Estas frases que ordenan o definen abundan en Tragaluz, un libro que se lee casi como un manual de actitudes. Hay un requerimiento continuo, una apelación al “tú” algo perentoria que confiere punta y filo a los poemas, y eso se traduce en una poesía impaciente, de verso corto y sesgado que atraviesa la página con velocidad peligrosa en un camino sin descanso “donde morir / es mera maniobra / de distracción”. Es una llamada a la acción en la que sin embargo no se acaba de distinguir entre quien hace y es hecho: "El barro moldea tus manos" es un verso que puede resumir bien el estado en el que se encuentran quienes moran en estos poemas.

Pero no son los seres los únicos en los que aflora la indefinición, y las propias palabras y las voces caen bajo ese extrañamiento: “Repites palabras en alto / pretendiendo darles / peso y forma: / varal, arpillera, hendidura”, dice Diego Llorente en una enumeración que seguramente poco tiene de caótica.
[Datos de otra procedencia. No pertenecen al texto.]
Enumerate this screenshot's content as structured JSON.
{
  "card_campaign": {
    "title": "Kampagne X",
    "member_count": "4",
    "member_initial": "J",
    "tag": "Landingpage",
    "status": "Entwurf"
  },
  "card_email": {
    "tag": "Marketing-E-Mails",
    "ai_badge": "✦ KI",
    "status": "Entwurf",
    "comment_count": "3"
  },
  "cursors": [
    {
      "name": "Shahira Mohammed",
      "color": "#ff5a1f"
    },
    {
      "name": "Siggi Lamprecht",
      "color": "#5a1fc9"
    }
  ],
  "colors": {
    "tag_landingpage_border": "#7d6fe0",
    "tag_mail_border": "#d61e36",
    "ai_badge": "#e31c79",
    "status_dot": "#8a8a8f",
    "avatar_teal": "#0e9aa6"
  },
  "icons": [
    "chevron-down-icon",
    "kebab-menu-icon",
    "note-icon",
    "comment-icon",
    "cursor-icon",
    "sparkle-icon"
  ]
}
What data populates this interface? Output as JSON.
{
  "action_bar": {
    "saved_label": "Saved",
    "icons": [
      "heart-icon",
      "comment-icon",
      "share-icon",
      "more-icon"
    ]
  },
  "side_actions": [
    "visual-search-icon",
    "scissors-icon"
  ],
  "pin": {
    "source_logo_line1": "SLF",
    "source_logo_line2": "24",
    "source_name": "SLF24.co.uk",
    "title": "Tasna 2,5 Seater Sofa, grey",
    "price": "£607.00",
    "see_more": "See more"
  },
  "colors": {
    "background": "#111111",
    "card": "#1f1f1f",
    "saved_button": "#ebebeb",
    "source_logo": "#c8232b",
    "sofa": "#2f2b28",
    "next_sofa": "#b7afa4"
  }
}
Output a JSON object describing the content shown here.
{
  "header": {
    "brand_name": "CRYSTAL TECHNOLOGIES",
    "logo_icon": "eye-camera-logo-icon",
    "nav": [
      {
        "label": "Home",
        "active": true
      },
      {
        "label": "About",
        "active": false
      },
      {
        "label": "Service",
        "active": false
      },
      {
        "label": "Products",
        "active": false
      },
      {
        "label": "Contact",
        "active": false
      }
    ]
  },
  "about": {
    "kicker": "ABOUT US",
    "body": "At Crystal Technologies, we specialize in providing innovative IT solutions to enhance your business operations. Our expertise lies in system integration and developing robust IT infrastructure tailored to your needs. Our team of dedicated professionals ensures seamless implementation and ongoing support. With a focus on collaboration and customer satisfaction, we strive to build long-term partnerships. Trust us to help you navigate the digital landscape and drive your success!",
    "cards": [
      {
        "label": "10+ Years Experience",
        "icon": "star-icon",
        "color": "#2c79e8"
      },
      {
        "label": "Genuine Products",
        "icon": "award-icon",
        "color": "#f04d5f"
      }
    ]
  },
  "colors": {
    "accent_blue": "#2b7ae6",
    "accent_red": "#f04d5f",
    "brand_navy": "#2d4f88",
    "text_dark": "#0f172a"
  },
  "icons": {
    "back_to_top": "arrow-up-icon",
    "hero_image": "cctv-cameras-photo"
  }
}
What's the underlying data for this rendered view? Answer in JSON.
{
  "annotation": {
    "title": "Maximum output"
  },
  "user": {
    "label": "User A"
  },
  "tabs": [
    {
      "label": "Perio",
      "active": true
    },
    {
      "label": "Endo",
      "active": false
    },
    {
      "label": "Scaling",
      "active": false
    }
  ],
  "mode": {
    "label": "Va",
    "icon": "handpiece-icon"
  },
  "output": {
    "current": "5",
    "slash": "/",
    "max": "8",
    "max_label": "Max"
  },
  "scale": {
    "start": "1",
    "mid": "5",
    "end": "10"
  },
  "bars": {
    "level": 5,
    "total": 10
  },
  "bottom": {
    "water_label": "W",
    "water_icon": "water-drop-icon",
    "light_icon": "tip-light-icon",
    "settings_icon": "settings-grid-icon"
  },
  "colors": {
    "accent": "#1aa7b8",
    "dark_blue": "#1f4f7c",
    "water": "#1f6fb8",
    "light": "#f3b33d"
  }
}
Y como nexo entre los sentidos y el sentido queda la luz, que también se diluye en su contrario, una oscuridad capaz de descubrir “pueblos nuevos remachados contra la colina / barcas felices sobre el azul / canciones nuevas”. Y entonces cobra nuevos alcances ese tragaluz que ilumina el libro desde su título, que tanto derrama luz como la traga.